Original topic: TiKV缩容后ReplicaChecker未调度Operator处理offline-region

| username: Sin30

【TiDB Usage Environment】Production Environment
【TiDB Version】v4.0.0-rc.2
【Encountered Issue】
ReplicaChecker did not schedule an Operator to handle the offline Store.
First, two new TiKV machines were added, and then two old machines were removed to complete the replacement, with a total of 8 TiKV instances. The old machines are in Offline status, but ReplicaChecker did not schedule an Operator to transfer these extra offline-peer-regions.
Through the dashboard, it was found that there are only balance-region and balance-leader in the Operator, and no replace-offline-replica and remove-extra-replica scheduling.

According to the documentation, ReplicaChecker cannot be turned off, only balance-leader-scheduler and balance-region-scheduler can be turned off.

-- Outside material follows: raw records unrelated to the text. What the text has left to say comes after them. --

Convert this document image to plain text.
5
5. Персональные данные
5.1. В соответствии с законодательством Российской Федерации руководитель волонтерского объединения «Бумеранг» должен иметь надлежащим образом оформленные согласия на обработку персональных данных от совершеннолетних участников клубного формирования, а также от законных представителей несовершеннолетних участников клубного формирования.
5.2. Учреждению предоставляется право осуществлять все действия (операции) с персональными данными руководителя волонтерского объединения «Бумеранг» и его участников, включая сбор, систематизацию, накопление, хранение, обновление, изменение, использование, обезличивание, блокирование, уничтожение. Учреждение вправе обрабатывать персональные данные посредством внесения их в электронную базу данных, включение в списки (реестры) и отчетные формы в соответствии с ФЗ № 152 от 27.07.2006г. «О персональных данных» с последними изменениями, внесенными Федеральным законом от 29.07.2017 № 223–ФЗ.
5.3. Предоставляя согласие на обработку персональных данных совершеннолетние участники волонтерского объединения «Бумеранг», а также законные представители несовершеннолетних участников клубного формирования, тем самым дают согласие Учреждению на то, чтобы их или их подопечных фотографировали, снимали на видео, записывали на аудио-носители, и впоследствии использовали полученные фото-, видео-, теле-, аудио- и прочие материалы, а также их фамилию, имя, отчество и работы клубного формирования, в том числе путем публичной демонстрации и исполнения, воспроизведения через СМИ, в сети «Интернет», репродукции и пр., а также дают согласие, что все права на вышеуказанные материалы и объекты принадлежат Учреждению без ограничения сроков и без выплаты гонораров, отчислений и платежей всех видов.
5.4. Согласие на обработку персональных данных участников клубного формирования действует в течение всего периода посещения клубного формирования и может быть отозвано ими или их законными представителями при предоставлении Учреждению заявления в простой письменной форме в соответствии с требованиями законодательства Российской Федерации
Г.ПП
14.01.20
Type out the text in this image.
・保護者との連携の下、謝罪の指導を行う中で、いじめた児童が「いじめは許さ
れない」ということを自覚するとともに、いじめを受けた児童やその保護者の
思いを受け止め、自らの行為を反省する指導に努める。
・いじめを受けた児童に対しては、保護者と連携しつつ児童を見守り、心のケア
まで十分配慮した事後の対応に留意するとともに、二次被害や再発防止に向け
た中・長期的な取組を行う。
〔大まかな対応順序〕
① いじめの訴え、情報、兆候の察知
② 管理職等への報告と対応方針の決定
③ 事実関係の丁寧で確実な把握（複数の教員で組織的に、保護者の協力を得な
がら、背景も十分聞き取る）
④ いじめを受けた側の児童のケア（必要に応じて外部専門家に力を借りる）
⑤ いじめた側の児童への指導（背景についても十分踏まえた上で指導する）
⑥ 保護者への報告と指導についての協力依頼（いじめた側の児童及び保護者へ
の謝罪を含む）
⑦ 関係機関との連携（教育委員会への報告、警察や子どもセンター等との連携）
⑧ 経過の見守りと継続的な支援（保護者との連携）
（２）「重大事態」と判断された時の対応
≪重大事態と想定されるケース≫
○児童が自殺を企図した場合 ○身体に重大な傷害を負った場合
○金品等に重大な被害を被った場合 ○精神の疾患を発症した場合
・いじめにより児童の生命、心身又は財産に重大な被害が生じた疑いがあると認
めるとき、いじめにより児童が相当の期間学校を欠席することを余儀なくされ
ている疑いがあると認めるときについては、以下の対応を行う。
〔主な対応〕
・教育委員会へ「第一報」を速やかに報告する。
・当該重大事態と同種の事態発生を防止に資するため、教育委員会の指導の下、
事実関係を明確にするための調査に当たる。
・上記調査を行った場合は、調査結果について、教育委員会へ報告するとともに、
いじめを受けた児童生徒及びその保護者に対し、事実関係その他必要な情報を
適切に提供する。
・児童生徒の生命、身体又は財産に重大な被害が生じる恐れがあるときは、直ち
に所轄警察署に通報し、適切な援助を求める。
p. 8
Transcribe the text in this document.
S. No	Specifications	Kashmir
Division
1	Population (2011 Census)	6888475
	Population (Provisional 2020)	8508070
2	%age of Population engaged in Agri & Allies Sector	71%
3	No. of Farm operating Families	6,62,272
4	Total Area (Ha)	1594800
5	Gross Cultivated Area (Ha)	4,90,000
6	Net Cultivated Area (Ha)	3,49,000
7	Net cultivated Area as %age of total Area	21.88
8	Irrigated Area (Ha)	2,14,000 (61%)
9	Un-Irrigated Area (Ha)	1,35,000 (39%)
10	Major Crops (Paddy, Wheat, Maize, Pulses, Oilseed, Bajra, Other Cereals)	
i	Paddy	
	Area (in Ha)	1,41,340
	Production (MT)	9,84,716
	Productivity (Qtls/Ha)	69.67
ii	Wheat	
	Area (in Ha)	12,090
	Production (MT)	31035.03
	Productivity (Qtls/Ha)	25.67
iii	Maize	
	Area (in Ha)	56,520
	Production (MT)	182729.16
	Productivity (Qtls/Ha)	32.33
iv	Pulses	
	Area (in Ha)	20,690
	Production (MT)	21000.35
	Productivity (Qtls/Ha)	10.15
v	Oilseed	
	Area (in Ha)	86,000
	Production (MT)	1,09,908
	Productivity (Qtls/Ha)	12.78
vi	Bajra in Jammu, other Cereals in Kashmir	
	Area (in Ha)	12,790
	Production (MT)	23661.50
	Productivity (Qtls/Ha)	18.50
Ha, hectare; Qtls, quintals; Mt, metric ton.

Dear experts, please check how to start this ReplicaChecker to handle these offline-peer-regions.

【Reproduction Path】
Execute TiKV’s scale-in to go offline, observe that the status of 2 TiKV is Offline, but data transfer did not start automatically.

PD Configuration
{
“replication”: {
“enable-placement-rules”: “false”,
“location-labels”: “”,
“max-replicas”: 3,
“strictly-match-label”: “false”
},
“schedule”: {
“enable-cross-table-merge”: “false”,
“enable-debug-metrics”: “true”,
“enable-location-replacement”: “true”,
“enable-make-up-replica”: “true”,
“enable-one-way-merge”: “false”,
“enable-remove-down-replica”: “true”,
“enable-remove-extra-replica”: “true”,
“enable-replace-offline-replica”: “true”,
“high-space-ratio”: 0.8,
“hot-region-cache-hits-threshold”: 3,
“hot-region-schedule-limit”: 4,
“leader-schedule-limit”: 4,
“leader-schedule-policy”: “count”,
“low-space-ratio”: 0.9,
“max-merge-region-keys”: 200000,
“max-merge-region-size”: 20,
“max-pending-peer-count”: 16,
“max-snapshot-count”: 8,
“max-store-down-time”: “30m0s”,
“merge-schedule-limit”: 8,
“patrol-region-interval”: “100ms”,
“region-schedule-limit”: 32,
“replica-schedule-limit”: 64,
“scheduler-max-waiting-operator”: 5,
“split-merge-interval”: “1h0m0s”,
“store-balance-rate”: 15,
“store-limit-mode”: “manual”,
“tolerant-size-ratio”: 0
}
}

【Issue Phenomenon and Impact】
No Operator to transfer the offline TiKV Store.

【Attachments】

| username: yilong | Original post link

  1. Is there new replica information in the expanded TiKV?
  2. Are expansion and contraction operations performed simultaneously?
  3. Could you provide the complete PD monitoring feedback? You can refer to the following document for export. Thanks.
    [FAQ] Grafana Metrics 页面的导出和导入 - TiDB 的问答社区